A client of mine will say, “Your husband is my foot doctor”, or a neighbor will share that the very place I’m planning to go on vacation is the city she grew up in. “Small world”, we say when we recognize less and less degrees of separation.
On the other hand what happens when the stress and difficulty we are experiencing seems to widen and even “go global”? We can be bombarded with information not only about how our actions affect the world but how the world affects us. For example, the Wall Street downturn affected the world marketplace, and the raise in food prices causes us to spend more to eat and make different choices. Our world appears more and more small because there is so much more where there once appeared to be space.

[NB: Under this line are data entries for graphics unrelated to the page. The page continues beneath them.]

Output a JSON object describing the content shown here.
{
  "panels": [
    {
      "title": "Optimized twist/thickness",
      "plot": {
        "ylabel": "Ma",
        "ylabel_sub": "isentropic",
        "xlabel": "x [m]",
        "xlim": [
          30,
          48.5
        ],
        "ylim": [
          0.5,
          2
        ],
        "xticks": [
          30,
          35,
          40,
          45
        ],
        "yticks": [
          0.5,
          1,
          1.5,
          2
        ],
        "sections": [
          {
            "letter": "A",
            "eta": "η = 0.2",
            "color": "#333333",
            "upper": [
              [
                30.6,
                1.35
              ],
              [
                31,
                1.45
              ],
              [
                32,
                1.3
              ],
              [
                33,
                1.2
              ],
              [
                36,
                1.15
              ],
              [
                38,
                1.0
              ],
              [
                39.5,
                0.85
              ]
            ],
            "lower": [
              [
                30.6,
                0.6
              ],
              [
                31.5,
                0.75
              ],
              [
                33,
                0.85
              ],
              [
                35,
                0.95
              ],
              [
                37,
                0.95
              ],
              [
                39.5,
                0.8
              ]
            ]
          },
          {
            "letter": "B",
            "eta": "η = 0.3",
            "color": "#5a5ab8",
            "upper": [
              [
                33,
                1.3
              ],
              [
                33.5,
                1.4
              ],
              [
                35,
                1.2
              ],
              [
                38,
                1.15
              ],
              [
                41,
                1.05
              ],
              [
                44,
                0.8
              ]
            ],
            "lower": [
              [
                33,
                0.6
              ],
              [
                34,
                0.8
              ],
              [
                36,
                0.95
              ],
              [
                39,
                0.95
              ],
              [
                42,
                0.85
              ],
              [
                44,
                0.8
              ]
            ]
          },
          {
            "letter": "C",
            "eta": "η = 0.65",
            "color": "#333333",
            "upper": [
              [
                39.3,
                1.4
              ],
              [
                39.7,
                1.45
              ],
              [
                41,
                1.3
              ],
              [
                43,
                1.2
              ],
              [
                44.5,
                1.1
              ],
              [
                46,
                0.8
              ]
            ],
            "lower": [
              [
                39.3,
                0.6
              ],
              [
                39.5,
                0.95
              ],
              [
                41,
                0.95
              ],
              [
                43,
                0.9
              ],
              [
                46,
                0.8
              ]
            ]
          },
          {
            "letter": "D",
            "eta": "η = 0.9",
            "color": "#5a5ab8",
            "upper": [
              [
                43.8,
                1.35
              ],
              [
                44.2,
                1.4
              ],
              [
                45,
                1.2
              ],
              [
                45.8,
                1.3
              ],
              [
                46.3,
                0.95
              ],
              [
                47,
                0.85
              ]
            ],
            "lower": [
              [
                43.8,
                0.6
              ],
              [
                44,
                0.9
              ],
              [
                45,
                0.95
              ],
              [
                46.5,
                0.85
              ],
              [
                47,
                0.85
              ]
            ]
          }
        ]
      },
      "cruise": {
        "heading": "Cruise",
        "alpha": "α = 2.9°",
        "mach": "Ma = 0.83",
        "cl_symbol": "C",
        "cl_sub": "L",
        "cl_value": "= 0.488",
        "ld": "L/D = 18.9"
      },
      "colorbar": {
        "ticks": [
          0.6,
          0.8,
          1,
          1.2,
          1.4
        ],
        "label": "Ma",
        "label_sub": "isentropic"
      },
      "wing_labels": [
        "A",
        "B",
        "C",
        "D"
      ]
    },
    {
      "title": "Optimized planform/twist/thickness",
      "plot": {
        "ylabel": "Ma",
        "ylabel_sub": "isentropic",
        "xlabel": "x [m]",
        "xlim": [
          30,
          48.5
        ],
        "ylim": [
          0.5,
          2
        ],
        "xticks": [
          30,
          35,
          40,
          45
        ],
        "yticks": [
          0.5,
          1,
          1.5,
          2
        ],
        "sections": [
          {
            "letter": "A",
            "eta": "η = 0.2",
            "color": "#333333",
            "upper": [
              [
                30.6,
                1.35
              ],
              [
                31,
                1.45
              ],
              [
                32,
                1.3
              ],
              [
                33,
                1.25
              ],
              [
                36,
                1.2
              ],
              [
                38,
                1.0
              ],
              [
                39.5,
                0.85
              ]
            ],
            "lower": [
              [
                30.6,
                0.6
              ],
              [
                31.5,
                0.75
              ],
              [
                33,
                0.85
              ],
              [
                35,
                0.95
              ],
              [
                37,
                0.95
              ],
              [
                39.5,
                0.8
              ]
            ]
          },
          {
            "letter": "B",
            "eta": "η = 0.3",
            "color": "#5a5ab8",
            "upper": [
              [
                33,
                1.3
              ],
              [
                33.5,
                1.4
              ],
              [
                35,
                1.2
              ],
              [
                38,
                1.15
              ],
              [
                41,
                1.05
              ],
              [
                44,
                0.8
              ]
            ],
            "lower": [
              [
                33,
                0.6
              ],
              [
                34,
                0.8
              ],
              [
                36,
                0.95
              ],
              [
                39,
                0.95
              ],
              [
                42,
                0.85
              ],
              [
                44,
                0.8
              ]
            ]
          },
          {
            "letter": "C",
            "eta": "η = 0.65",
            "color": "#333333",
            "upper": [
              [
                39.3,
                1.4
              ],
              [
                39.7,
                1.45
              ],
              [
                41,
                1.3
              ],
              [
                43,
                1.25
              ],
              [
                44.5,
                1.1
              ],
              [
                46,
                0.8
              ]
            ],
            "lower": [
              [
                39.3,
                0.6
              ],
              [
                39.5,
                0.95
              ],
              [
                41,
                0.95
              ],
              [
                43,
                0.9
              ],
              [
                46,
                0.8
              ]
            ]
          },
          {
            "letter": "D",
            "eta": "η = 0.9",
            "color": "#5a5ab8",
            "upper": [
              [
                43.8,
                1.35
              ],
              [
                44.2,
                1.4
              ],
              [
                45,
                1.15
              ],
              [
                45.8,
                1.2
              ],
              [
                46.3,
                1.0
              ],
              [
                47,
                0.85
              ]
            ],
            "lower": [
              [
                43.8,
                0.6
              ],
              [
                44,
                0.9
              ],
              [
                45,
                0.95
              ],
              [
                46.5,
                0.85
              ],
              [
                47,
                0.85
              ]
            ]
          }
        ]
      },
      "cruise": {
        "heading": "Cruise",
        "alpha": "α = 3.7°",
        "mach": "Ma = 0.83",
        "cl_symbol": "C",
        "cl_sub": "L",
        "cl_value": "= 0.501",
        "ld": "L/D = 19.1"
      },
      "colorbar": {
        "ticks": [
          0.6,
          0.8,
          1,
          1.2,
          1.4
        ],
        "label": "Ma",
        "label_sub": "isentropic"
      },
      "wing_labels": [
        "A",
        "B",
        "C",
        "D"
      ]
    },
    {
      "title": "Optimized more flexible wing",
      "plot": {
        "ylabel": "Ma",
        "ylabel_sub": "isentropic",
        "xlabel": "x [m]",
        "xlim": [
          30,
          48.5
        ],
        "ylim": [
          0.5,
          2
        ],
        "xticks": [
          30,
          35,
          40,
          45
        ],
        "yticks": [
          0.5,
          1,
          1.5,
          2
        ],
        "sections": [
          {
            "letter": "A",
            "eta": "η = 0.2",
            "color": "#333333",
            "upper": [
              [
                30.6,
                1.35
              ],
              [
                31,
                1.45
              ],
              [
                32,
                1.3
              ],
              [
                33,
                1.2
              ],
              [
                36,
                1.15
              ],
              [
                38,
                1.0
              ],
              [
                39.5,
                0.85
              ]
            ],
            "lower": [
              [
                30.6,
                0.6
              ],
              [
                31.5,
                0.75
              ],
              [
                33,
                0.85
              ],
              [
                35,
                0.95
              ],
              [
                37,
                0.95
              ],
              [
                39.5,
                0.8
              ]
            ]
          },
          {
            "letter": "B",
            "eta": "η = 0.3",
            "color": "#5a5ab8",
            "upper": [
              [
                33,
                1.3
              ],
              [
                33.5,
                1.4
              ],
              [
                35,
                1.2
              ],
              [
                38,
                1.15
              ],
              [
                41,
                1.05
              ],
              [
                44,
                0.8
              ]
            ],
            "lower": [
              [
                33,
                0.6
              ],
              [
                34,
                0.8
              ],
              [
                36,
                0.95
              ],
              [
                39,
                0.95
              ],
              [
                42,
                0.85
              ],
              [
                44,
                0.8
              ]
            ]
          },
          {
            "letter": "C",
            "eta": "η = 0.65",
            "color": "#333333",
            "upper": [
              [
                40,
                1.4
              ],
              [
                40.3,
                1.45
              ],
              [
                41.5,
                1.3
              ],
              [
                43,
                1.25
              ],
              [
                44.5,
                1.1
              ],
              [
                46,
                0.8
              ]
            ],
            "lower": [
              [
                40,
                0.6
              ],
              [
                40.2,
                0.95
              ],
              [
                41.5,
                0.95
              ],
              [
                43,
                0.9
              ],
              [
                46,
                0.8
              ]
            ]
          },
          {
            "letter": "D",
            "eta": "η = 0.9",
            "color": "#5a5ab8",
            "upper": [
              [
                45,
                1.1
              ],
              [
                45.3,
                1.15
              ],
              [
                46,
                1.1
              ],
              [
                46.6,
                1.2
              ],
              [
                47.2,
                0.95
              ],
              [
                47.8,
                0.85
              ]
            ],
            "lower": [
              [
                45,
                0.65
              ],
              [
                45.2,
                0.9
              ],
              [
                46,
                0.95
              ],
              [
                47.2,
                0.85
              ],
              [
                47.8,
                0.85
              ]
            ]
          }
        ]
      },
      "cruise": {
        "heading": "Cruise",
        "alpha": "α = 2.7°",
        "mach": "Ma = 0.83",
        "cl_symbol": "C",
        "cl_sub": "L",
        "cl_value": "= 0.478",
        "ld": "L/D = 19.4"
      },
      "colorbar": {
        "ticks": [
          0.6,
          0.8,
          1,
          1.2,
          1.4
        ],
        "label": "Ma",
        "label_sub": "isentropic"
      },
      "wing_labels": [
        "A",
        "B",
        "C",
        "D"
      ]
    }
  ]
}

What effect does the lessening of space have on our mental/emotional health? We certainly feel more stress, more pressure. Think of when you are in an elevator. First imagine you are going up to the 23rd floor alone or with one or two other people. Then imagine the elevator full, barely enough space to move an inch. How do you feel in each case? If you have a tendency to be anxious already you may feel overwhelmed and know in that moment that you need to seek help.
As we practice yoga- breathing (pranayamas) and poses (asanas) we literally create space. First when we roll out our mat and then lengthening our spine as we draw the breath in deeper into that space. As we develop a witness consciousness, (a nonjudgmental observer) we notice more spaciousness even with all the connections we have to the rest of the world.
In Sanskrit the word for happiness is, sukha, which literally translates unobstructed space. When we perceive pressure our tendency as human beings is to shorten our breath, limiting that feeling of expanse. As we learn to increase the depth and width of our breathing we experience more space more room for the breath. More room for ourselves.
So in fact the world is small and expansive both. The following breathing exercise will help to foster the awareness of space. Do this when you are anxious about our world getting smaller still.
Bellows Breath: Draw your fists in towards your shoulders with your elbows bent. Take an easy breath in then let it go. On the next inhale, with energy raise your arms above your head extending your fingers to the sky. As you exhale, as if you are pulling energy in, close the fists and draw them in to the starting position. Inhale and exhale through the nose only. Repeat this 15 times. Do this for 2 or 3 rounds. At the end relax and let your hands rest in your lap. Notice how you feel. Have you cleared some space for yourself?